My daughter is adopted from Vietnam and has sever Eczema. I am trying to introduce new foods and elimate others as a means to avoiding steroids. I am worried that the doctors are treating her as European rather than Asian, or am I being over sensitive. Is there anything that you could recommend that would help. She is 8 years of age.

Hey. I have been eczema since about more than a year. I wanted to know if cat hair and saliva can aggreviate it?? Pls answer thanks,

yes severely

what can I put on my 3 month baby head and face to stop him scratching him self as he cant stop rubbing it I have put mittens on him he is so itchy it’s breaks my heart I don’t know what else I can do. It started with cradle cap and now they have told me its exzma please let me know how to help him

Hi. My 6th mth old is also having the same problem and she’ll rub her face against our shirt. what I did to minimise the patches, itchiness and redness is that I’ll use cetaphil skin cleanser to clean her face. There’s a mild one suitable for baby. It really helped. After cleansing, I’ll apply breast milk using sterile cotton onto her face. If u dont have bm, coconut balm or aloe Vera gel works too. today is the 1st day I tried and it’s already getting better. :) and for the day I just keep her cool in aircon room. avoid the hot weather. Hope it helps.

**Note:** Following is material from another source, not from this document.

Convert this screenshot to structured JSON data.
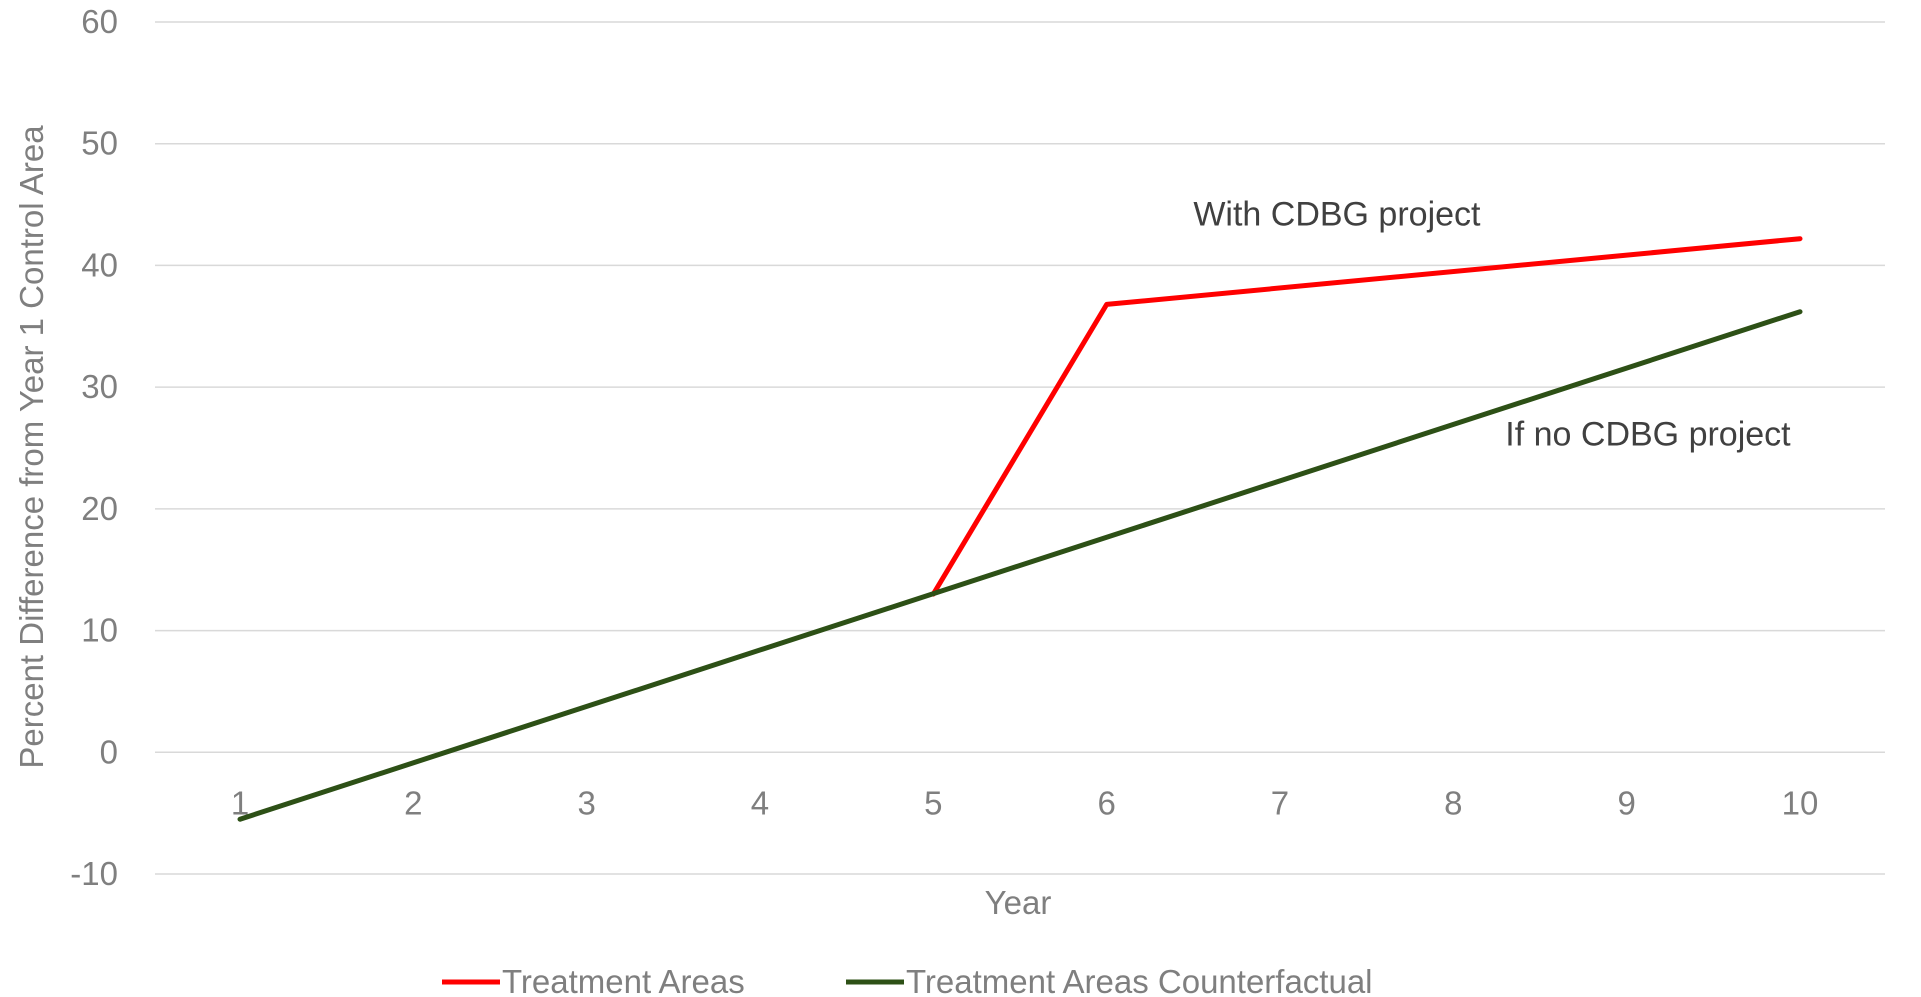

If having excema or rashes, blisters, cracking painful skin: Please look at products and read about Methylisothiazolinone(MI) and methylchloroisothiazolinone (MCI) preservatives. Currently unregulated properly.
Both are strong skin sensitizers and severe contact skin allergens . Found in most liquid body washes including Restor a derm.
Dreftlaundry soap may also contain MCI/ MI or the variation ; benzisothiazolinone (BIT) as almost all liquid laundry detergents, fabric conditioners, dish soaps, cleaning products, shampoos, hair conditioners and household latex paints contain this cytotoxic biocidal broad spectrum preservative . You can ask to be patch tested by an alergist for the MCI:MI
(Cl+ME isothiazolinone ) allergy by skin patch testing and if positive, you will then be able to try and avoid all peoducts cobtaining thos serious allergen. The initial reactions often appear muchuke excema and dermatitis and goes misdiagnosed for years . Steroids will not cure this allergy.

“Occasionally, the eczema is caused by an allergic reaction to food or foods in the baby’s diet. In general, breast milk is tremendous for controlling eczema”

It’s not allergic reaction, it’s called ‘food intolerance’ which should never be confused with allergies as there is a big difference between those two.

Food intolerance will not show on the allergy tests. Therefore, if your allergy test shows that you are not allergic to milk, you can still be intolerant to it, hence the eczema !!!

I wish my baby’s doctors knew that before I introduced milk back to his diet, maybe we could have avoid him suffering from severe eczema.